Examinons de plus près le procès-verbal du commissaire-enquêteur et le registre matricule des admissions à l'hôpital des Enfants Trouvés (encadré ci-dessus). Comme le remarque Léon Lallemand: "les pauvres être délaissés n'étaient jamais placés dans une boëtte de bois; on se contentait habituellement de les poser à terre ou sur un banc". Nous ignorons si le commissaire Nicolas Delamarre a simplement signé le procès-verbal à titre administratif ou s'il a lui-même enquêté; nous noterons toutefois que Delamarre (1639-1723) était doyen des commissaires du Châtelet et auteur d'un important Traité de la police en trois volumes. Et depuis quand un enfant "abandonné" serait-il "rendu à ses parents" par un "médecin ordinaire du Roy" ?

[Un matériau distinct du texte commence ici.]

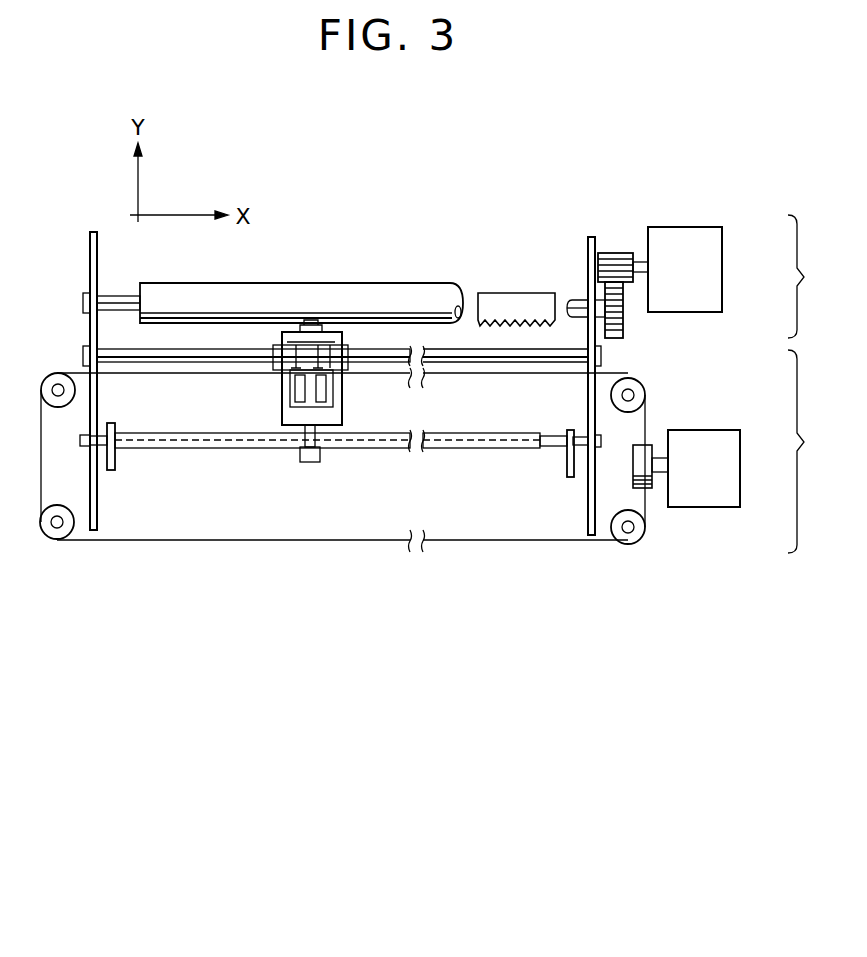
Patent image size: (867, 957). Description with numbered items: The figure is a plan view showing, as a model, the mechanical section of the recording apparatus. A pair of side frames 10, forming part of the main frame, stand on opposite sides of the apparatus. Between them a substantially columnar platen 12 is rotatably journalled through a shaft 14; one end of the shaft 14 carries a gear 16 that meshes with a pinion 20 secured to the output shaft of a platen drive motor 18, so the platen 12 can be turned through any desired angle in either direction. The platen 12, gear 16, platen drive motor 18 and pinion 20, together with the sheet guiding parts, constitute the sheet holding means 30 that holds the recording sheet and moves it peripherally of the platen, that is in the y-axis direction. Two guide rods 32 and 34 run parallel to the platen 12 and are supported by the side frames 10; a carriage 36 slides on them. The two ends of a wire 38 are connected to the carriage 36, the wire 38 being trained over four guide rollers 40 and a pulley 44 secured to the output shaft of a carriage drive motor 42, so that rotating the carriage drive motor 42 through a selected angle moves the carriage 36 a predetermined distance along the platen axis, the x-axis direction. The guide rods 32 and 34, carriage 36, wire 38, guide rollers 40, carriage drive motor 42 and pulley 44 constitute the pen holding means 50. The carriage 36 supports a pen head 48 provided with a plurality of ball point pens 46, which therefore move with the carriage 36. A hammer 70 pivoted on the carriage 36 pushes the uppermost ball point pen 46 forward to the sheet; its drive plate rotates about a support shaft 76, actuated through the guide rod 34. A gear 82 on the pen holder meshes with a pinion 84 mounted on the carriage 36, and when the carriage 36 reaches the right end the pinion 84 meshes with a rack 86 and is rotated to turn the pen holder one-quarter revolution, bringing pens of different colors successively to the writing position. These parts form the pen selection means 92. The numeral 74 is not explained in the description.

The side frames 10 is at (90, 243).
The platen 12 is at (224, 290).
The shaft 14 is at (118, 300).
The gear 16 is at (625, 318).
The platen drive motor 18 is at (712, 262).
The pinion 20 is at (618, 262).
The sheet holding means 30 is at (812, 276).
The guide rod 32 is at (115, 350).
The guide rod 34 is at (100, 433).
The carriage 36 is at (290, 400).
The wire 38 is at (192, 378).
The guide rollers 40 is at (57, 372).
The carriage drive motor 42 is at (725, 480).
The pulley 44 is at (633, 460).
The ball point pens 46 is at (320, 407).
The pen head 48 is at (342, 390).
The pen holding means 50 is at (812, 451).
The hammer 70 is at (318, 458).
The lead screw section 74 is at (490, 437).
The support shaft 76 is at (120, 450).
The gear 82 is at (350, 356).
The pinion 84 is at (318, 320).
The rack 86 is at (515, 310).
The pen selection means 92 is at (303, 308).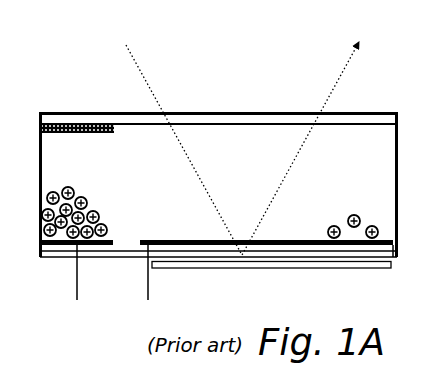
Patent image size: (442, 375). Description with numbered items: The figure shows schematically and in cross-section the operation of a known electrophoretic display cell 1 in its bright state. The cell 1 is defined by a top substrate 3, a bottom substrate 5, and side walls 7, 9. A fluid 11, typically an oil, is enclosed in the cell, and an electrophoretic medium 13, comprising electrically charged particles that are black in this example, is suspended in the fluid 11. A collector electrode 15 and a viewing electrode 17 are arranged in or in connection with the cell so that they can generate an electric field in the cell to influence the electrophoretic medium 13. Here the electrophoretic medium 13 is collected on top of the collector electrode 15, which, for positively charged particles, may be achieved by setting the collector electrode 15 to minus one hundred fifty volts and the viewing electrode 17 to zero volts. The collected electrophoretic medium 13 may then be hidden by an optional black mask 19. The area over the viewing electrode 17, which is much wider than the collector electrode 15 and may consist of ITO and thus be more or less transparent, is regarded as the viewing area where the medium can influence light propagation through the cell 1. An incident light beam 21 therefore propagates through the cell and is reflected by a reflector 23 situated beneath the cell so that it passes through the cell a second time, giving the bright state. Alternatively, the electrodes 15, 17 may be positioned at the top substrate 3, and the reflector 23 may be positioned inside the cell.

The electrophoretic display cell 1 is at (236, 186).
The top substrate 3 is at (61, 121).
The bottom substrate 5 is at (60, 252).
The side wall 7 is at (40, 165).
The side wall 9 is at (398, 236).
The fluid 11 is at (140, 184).
The electrophoretic medium 13 is at (47, 247).
The collector electrode 15 is at (78, 283).
The viewing electrode 17 is at (285, 247).
The black mask 19 is at (92, 122).
The incident light beam 21 is at (328, 95).
The reflector 23 is at (338, 266).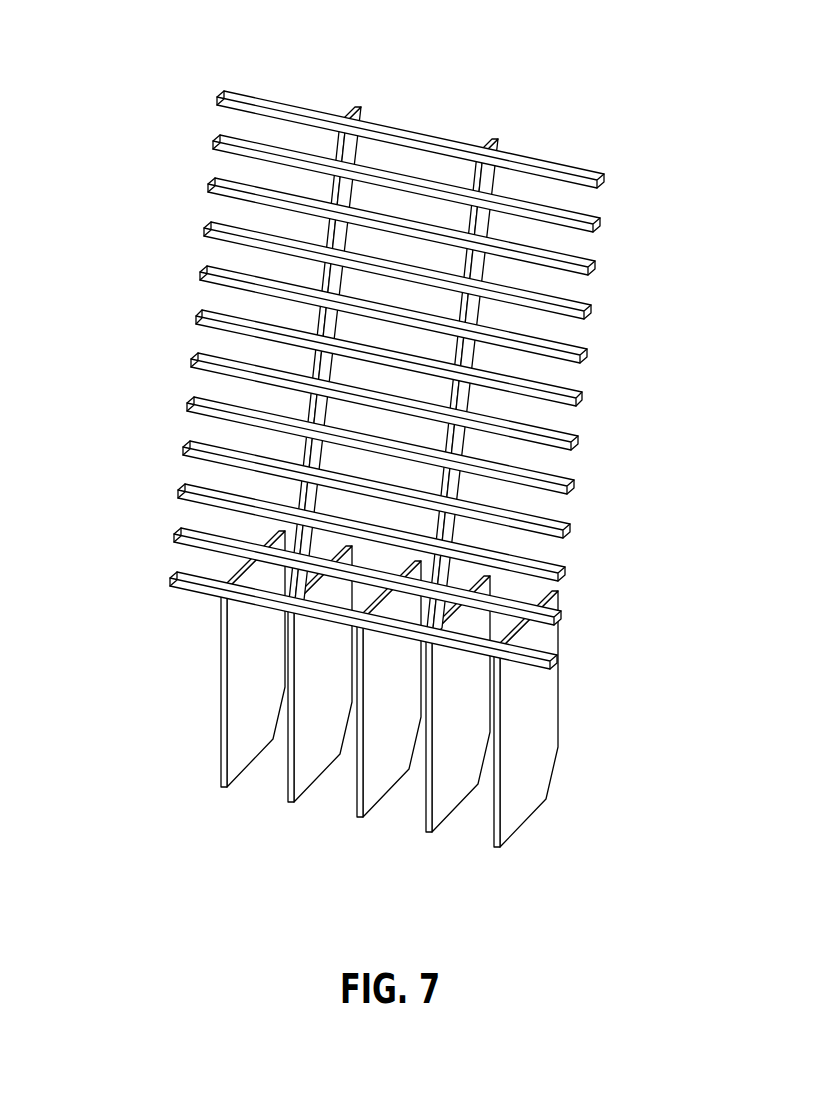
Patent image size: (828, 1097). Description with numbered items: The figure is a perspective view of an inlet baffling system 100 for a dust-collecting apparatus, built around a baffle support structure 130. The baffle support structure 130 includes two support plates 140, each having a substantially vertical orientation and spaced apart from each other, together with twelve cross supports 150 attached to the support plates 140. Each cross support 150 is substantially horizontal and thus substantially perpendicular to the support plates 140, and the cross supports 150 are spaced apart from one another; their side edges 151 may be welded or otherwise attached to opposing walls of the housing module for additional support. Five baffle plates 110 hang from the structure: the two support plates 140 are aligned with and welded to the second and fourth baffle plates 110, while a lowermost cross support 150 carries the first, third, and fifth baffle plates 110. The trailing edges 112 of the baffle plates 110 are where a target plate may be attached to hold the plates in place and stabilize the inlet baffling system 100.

The inlet baffling system 100 is at (643, 101).
The baffle plates 110 is at (242, 747).
The trailing edges 112 is at (222, 733).
The baffle support structure 130 is at (152, 258).
The support plates 140 is at (351, 195).
The cross supports 150 is at (555, 440).
The side edges 151 is at (197, 401).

Il faut bien reconnaître qu'à propos de la prime enfance de D'Alembert, on n'en sait guère davantage que les pièces officielles que son abandon et de ce qu'en dit l'intéressé dans "le Mémoire de D'Alembert par lui-même", en particulier dans la note suivante:
"Mr. d'alembert dèz l'age de 4 ans fut mis dans une pension où il resta jusqu'à l'age de 12. Mais à peine avoit-il atteint sa dixieme année, que le maitre de pension [M. Bérée] déclara qu'il n'avoit plus rien à lui apprendre, que Mr. d'alembert perdoit son temps chez lui, et qu'on feroit bien de le mettre au college où il étoit capable d'entrer en seconde."

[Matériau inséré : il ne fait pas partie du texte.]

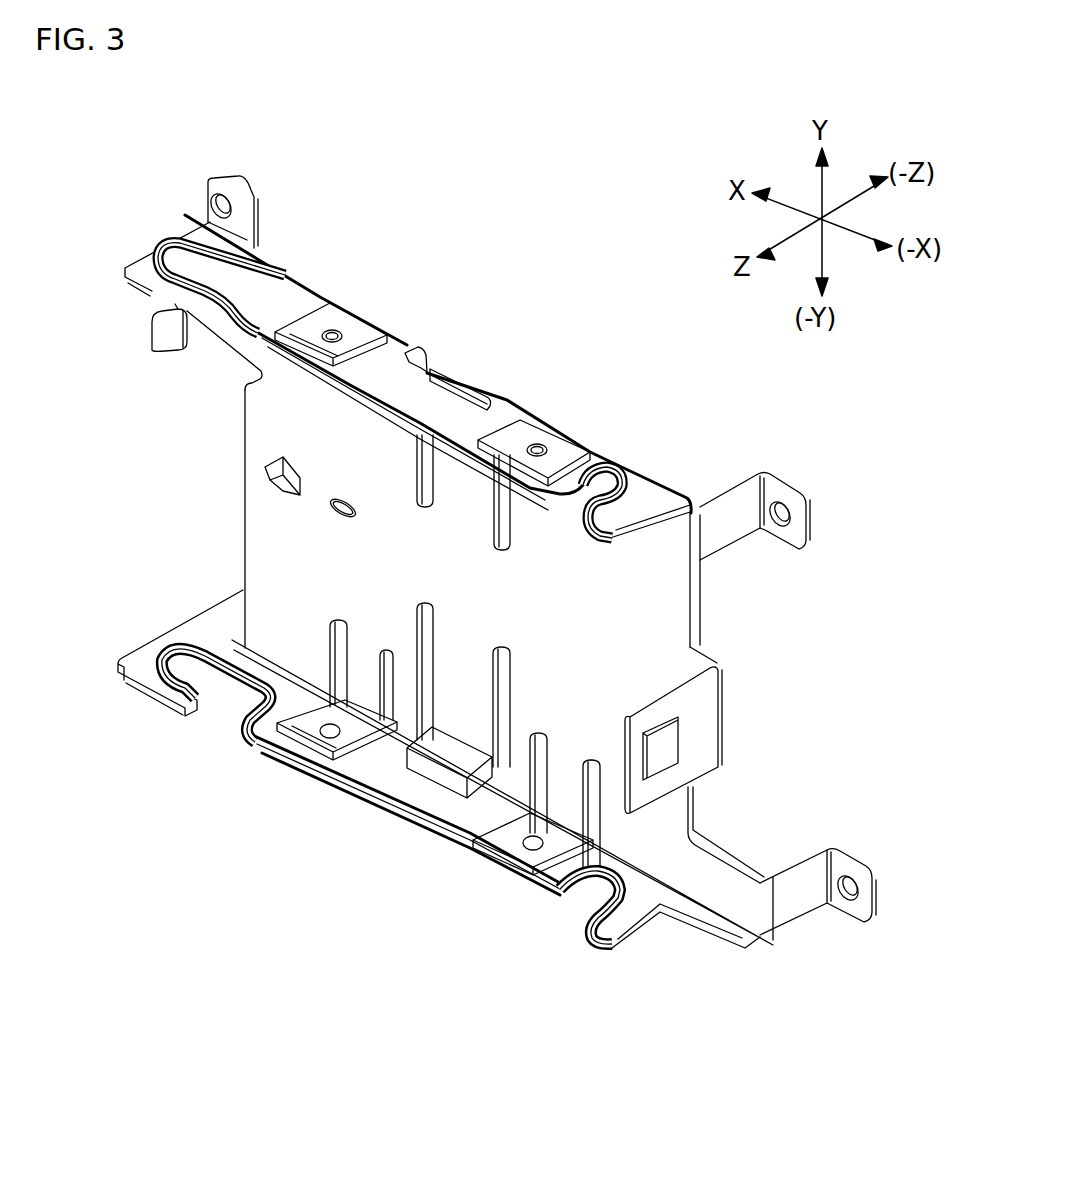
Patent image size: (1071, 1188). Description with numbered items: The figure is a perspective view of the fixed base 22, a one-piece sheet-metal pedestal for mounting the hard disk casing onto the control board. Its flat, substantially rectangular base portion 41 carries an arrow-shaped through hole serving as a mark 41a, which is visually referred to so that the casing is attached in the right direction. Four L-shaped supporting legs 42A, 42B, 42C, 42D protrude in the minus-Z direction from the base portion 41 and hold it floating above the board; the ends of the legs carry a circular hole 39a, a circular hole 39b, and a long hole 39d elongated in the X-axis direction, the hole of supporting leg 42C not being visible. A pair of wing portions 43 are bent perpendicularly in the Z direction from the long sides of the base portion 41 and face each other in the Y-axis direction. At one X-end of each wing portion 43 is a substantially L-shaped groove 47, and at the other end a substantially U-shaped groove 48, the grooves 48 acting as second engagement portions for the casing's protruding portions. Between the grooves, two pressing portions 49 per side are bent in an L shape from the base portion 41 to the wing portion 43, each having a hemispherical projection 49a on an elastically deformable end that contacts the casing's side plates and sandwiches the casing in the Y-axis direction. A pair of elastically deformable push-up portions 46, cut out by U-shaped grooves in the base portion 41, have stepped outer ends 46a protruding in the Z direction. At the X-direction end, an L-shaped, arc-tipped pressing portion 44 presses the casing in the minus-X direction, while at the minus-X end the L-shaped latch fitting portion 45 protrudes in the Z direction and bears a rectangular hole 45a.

The fixed base 22 is at (570, 323).
The circular hole 39a is at (213, 207).
The circular hole 39b is at (776, 505).
The long hole 39d is at (846, 880).
The base portion 41 is at (310, 558).
The mark 41a is at (270, 478).
The supporting leg 42A is at (225, 215).
The supporting leg 42B is at (761, 506).
The supporting leg 42C is at (232, 606).
The supporting leg 42D is at (829, 885).
The wing portion 43 is at (390, 377).
The pressing portion 44 is at (166, 350).
The latch fitting portion 45 is at (719, 740).
The hole 45a is at (680, 746).
The push-up portion 46 is at (453, 475).
The outer end 46a is at (455, 378).
The groove 47 is at (178, 262).
The groove 48 is at (612, 464).
The pressing portion 49 is at (406, 619).
The projection 49a is at (328, 726).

Les travaux récents de Blake Hanna, puis le numéro 38 de Recherches sur Diderot et sur l'Encyclopédie (avril 2005), entièrement consacré à la formation de D'Alembert, nous permettent maintenant de suivre ses études et sa jeunesse intellectuelle jusque vers 1738-1739. Les sources dont on dispose à cet égard se trouvent à la fois dans les manuscrits du savant et dans les archives des institutions qu'il a fréquentées. Le jeune homme est donc, à partir de l'automne 1730, élève du Collège des Quatre-Nations, l'un des plus prestigieux de Paris, où ont étudié en même temps que lui de nombreux personnages devenus célèbres. Il en sort maître ès arts le 2 septembre 1735, il obtient ensuite un grade universitaire de droit en 1738, puis fait un an de médecine, sans trop de goût, jusqu'en 1739 et surtout se lance dans les mathématiques en quasi-autodidacte.

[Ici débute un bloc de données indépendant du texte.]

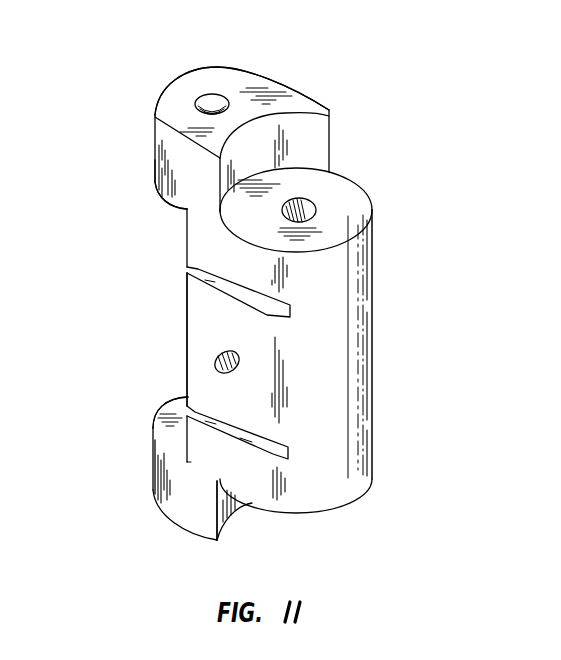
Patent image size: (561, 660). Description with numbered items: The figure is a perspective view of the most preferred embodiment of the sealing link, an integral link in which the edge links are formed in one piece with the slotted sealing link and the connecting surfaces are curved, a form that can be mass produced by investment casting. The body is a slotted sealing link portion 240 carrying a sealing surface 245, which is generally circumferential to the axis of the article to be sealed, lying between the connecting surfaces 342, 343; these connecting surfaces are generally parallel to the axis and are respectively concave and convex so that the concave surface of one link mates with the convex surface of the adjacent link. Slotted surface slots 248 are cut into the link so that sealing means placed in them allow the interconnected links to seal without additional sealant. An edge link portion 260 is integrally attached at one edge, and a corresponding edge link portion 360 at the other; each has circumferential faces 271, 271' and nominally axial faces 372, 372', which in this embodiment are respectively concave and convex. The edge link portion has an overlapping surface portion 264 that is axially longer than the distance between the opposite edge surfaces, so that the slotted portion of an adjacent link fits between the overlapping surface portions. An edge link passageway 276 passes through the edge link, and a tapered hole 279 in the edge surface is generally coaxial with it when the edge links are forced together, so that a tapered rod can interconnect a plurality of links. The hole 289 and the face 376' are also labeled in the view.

D'Alembert n'a pas une très haute idée de l'enseignement qu'il a subi. Il termine ainsi l'article College de l'Encyclopédie (1753):
"je ne puis penser sans regret au tems que j'ai perdu dans mon enfance: c'est à l'usage établi, & non à mes maîtres, que j'impute cette perte irréparable; & je voudrois que mon expérience pût être utile à ma patrie."
Plus haut, dans le même article, figure ce passage célèbre:
"(...) un jeune homme après avoir passé dans un collége dix années, qu'on doit mettre au nombre des plus précieuses de sa vie, en sort, lorsqu'il a le mieux employé son tems, avec la connoissance très imparfaite d'une langue morte, avec des préceptes de Rhétorique & des principes de Philosophie qu'il doit tâcher d'oublier; souvent avec une corruption de moeurs dont l'altération de la santé est la moindre suite (...)".
Dans sa biographie de D'Alembert, J. Bertrand trouve ces affirmations un peu injustes et appelle à les relativiser:
"L'éducation, à toutes les époques - on aurait grand tort de s'en plaindre, - a joint aux connaissances réellement utiles à tous un savoir convenu, sorte de franc-maçonnerie entre ceux qui le possèdent."
Et il ajoute que "savoir parler, raisonner et écrire" sur les choses qu'on a apprises est une condition nécessaire à une bonne formation et que, si elle n'est pas acquise à vingt ans, "on risque fort de l'ignorer toujours".
On notera la diversité de la culture de D'Alembert concernant toutes sortes de disciplines: le latin, la logique, le droit, la médecine. Si insupportables qu'aient été pour lui les arguties théologiques de ses maîtres jansénistes, elles ont exercé son art de réfléchir. En revanche, comme il le reconnaîtra lui-même, il est assez ignorant en chimie et en histoire naturelle.
Le caractère autodidacte de sa formation mathématique ne doit pas exagérément tromper. Au collège, à l'époque, on commençait la géométrie et un peu d'algèbre très tard, vers seize ans et on n'en faisait pas longtemps. Les universités se consacraient au droit, à la médecine et à la théologie, il n'y avait ni facultés des sciences, ni facultés des lettres; seules les écoles militaires donnaient des études mathématiques plus poussées et d'ailleurs elles ne se développent pour l'essentiel que plus tard dans le siècle. La plupart des savants géomètres du XVIIIe siècle ont appris par eux-mêmes ou avec leur famille ou grâce à des professeurs qui les ont accompagnés hors des cours obligatoires.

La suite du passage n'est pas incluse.